Читать книгу 📗 "Сотник (СИ) - Вязовский Алексей"
Беседа атамана с эмиром текла совсем не по тому сценарию, который, я уверен, наметил себе Платов. Очень быстро стихли гневные нотки в речи атамана, пришел черед неторопливой беседе. Мы прибыли под самый вечер, солнце давно закатилась за горизонт, в темно-синем ночном небе Бухары ярко сверкали звезды и созвездия — такие близкие, такие непохожие на те, что светят на Дону. Яркий свет полумесяца спорил со светильниками, расставленными слугами по углам, и пытался ворваться в комнату, где тихо беседовали эмир и атаман, попивая чаек из красивых, надраенных мельчайшим песком чашек. Чашка за чашкой — счет им уже перевалил за десяток.

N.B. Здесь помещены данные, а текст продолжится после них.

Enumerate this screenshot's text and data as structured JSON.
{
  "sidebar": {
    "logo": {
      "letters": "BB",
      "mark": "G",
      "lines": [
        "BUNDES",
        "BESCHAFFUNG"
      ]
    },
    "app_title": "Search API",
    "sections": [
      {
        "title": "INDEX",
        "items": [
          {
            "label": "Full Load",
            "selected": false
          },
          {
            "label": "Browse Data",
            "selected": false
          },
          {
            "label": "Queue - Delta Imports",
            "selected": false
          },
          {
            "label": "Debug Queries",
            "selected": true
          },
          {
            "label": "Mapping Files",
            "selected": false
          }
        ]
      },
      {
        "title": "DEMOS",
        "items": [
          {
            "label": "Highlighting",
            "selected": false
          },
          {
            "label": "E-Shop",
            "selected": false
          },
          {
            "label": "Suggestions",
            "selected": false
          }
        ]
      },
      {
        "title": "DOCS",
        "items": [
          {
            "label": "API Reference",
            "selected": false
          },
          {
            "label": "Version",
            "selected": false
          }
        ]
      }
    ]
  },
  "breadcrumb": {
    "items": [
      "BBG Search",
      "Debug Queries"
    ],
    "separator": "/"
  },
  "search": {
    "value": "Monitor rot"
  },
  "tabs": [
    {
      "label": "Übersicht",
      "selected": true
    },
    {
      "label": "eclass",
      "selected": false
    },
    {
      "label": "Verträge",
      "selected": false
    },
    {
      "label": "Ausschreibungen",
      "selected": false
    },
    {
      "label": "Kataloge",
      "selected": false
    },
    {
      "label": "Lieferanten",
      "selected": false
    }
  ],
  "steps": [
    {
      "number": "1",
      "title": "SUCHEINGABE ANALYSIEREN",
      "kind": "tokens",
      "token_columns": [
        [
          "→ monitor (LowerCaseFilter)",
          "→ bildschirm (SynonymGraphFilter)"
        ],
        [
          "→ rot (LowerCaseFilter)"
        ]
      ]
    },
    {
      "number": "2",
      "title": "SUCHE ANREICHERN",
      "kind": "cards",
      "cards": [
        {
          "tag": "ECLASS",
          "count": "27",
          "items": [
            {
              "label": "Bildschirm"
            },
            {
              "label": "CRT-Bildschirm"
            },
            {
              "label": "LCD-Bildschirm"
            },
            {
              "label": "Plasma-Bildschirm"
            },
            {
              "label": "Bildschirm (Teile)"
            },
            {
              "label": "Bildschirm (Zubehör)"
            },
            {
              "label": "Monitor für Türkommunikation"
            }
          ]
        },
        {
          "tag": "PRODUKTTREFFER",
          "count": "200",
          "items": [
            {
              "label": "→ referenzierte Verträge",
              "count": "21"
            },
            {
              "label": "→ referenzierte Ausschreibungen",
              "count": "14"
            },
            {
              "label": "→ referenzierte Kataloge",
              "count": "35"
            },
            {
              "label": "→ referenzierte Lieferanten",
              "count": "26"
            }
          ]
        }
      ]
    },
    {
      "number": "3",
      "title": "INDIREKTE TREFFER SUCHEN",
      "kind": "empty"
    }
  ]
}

Я не особо прислушивался, ибо Платов приказал постоять в сторонке, у окна. Хотя, конечно, любопытство меня распирало. О чем они договариваются? Чего хочет добиться генерал-майор русской службы? Или уже не генерал, а некто больший? Что у него в голове, у моего любимого, чего греха таить, командира? Каким он видит будущее? Свое, наше, похода… Сейчас, я уверен, оно решалось.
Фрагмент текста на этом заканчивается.